New COVID-19 Test Gets Results
CUHK scientists introduce a nasal strip test for COVID-19 detection which has proven to be easy, accurate, less uncomfortable and less irritating.
COVID-19 testing is essential to the quick identification and isolation of cases, and plays an important role in the larger public health picture to mitigate the spread of the disease. Scientists at CUHK introduced the nasal strip as a novel and sensitive sample collection method to detect COVID-19 in an effort to overcome some of the difficulties and drawbacks with standard test methods. Results of an initial study suggest the method is a superior tool for community-based surveillance testing that is easy to administer in subjects of a wide age-range. Study details have been published in the Journal of Infection.
Limitations with Standard COVID-19 Testing
Since its outbreak, several methods have been developed to diagnose COVID-19. The most common ones include the nasopharyngeal swab, where a 6-inch long swab is inserted into the cavity between the nose and mouth. Another is the deep throat saliva test, which requires the subjects to heave up saliva from the back of the throat.

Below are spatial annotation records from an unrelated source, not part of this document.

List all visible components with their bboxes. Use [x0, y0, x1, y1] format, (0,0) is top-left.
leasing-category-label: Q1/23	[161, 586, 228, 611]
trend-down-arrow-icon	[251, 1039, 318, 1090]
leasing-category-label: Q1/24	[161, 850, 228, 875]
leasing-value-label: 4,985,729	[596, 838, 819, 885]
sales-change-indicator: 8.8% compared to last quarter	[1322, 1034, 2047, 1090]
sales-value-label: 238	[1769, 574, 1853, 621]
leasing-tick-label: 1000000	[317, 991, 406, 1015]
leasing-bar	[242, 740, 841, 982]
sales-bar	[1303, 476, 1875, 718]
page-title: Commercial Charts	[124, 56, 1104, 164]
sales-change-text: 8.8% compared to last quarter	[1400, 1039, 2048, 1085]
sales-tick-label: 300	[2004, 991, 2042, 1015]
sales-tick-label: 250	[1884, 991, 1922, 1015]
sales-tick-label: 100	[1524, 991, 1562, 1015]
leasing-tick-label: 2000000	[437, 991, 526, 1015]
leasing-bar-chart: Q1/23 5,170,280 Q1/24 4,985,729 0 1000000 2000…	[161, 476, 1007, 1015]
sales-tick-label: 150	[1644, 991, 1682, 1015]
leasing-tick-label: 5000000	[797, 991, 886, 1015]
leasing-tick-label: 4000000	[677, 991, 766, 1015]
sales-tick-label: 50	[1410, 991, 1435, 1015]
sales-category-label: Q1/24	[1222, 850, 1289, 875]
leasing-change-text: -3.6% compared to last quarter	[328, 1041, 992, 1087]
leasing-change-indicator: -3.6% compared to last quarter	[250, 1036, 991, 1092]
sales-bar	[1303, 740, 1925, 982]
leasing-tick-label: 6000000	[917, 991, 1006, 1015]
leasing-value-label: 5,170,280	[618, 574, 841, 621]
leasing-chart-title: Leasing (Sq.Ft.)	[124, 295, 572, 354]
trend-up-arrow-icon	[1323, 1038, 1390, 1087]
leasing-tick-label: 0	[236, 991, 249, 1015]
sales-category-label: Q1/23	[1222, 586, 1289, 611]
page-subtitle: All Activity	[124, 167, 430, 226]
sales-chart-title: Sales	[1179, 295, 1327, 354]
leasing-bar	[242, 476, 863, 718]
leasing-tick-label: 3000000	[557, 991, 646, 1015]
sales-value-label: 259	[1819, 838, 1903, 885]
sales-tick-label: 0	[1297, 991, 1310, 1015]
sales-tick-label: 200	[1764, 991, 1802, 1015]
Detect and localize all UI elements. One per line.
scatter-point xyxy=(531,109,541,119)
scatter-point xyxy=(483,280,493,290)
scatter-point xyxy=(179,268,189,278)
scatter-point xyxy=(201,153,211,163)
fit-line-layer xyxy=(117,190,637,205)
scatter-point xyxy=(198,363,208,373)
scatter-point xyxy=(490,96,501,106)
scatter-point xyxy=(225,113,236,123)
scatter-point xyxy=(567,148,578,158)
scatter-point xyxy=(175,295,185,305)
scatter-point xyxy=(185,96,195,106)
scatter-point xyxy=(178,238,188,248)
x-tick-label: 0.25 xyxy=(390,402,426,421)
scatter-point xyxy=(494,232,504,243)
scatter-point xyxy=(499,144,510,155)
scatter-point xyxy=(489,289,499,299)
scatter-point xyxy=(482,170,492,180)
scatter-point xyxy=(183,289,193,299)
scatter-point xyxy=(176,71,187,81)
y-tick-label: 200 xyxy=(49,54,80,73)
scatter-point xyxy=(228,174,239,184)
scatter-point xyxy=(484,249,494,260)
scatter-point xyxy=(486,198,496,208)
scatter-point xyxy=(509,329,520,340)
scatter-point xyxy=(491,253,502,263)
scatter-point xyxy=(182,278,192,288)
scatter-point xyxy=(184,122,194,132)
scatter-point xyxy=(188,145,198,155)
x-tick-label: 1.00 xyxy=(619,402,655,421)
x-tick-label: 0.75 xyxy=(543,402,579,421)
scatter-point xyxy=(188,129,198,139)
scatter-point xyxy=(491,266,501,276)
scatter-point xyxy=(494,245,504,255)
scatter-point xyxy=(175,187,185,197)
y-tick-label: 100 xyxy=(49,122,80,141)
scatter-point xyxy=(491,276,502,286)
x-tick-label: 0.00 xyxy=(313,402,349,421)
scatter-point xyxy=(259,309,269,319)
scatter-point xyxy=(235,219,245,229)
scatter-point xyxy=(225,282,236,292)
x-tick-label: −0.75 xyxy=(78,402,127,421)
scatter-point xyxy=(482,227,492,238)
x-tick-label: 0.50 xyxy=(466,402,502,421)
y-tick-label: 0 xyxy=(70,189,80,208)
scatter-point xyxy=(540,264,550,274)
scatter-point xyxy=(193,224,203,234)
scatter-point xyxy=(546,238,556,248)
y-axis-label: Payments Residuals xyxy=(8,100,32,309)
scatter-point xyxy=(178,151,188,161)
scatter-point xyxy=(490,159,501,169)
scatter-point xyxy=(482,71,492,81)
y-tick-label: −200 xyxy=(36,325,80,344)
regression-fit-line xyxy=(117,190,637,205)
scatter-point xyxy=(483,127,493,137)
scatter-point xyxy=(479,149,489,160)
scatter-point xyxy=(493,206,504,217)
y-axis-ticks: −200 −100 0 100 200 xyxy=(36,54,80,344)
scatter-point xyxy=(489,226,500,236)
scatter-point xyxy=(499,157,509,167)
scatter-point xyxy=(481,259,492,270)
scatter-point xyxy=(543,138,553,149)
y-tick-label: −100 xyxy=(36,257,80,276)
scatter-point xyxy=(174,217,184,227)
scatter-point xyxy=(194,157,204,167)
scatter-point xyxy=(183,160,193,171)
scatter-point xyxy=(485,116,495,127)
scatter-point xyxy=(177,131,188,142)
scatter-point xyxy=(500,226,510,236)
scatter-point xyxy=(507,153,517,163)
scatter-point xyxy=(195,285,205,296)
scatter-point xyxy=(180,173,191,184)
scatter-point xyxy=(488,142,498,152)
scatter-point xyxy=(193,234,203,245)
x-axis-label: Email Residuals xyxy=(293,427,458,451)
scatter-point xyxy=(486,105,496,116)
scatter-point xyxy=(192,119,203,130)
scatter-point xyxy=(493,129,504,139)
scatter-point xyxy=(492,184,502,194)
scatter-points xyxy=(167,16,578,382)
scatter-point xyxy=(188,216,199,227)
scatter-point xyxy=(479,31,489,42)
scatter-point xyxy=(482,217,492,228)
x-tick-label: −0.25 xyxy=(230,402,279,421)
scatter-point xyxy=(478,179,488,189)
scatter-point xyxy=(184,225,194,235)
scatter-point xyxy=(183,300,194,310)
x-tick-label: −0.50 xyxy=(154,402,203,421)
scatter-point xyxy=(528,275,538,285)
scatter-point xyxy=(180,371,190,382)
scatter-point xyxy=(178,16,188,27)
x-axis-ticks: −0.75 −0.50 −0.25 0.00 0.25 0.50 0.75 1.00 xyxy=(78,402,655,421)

While many would describe these standard tests as uncomfortable or momentarily painful, young children and the elderly find these collection techniques particularly difficult, resulting in challenges to collect samples in an easy and accurate way.
Superior Nasal Strip Test
Motivated to overcome the drawbacks with standard testing, a research team from the Faculty of Medicine at CUHK (CU Medicine) recently introduced the nasal strip test as a novel and sensitive method to detect COVID-19. After a study conducted on 38 hospitalised COVID-19 patients aged 6 to 74, this new nasal strip sampling proves to be easy, accurate, less uncomfortable and less irritating. What’s more, the application of the nasal strip reduces the possibility of any sneezes and coughs and therefore lessens the risk of virus transmission.
The nasal strips used in the study conducted by CU Medicine can be customised in different sizes to fit children at different ages. The study suggests that the nasal strip test is superior to the deep throat saliva test for surveillance purposes over paediatric population.
The length of nasal strips (front) is much shorter than that of the nasopharyngeal swab (back) and can be customised in different sizes to fit subjects at different ages to detect COVID-19.
In addition to accuracy and lower risk of virus transmission, another key benefit is that specimens collected by the nasal strip are stable at room temperature for 72 hours. This stability of nasal strip samples at room temperature potentially allows the specimens to be posted to the laboratory which usually takes at least a day.
Nasal strip testing serves an important role in community-based surveillance programmes, especially in populations such as young children and the elderly where standard methods are more likely to fail. A more comprehensive analysis on the efficacy of the test is being conducted with 1,000 patient samples.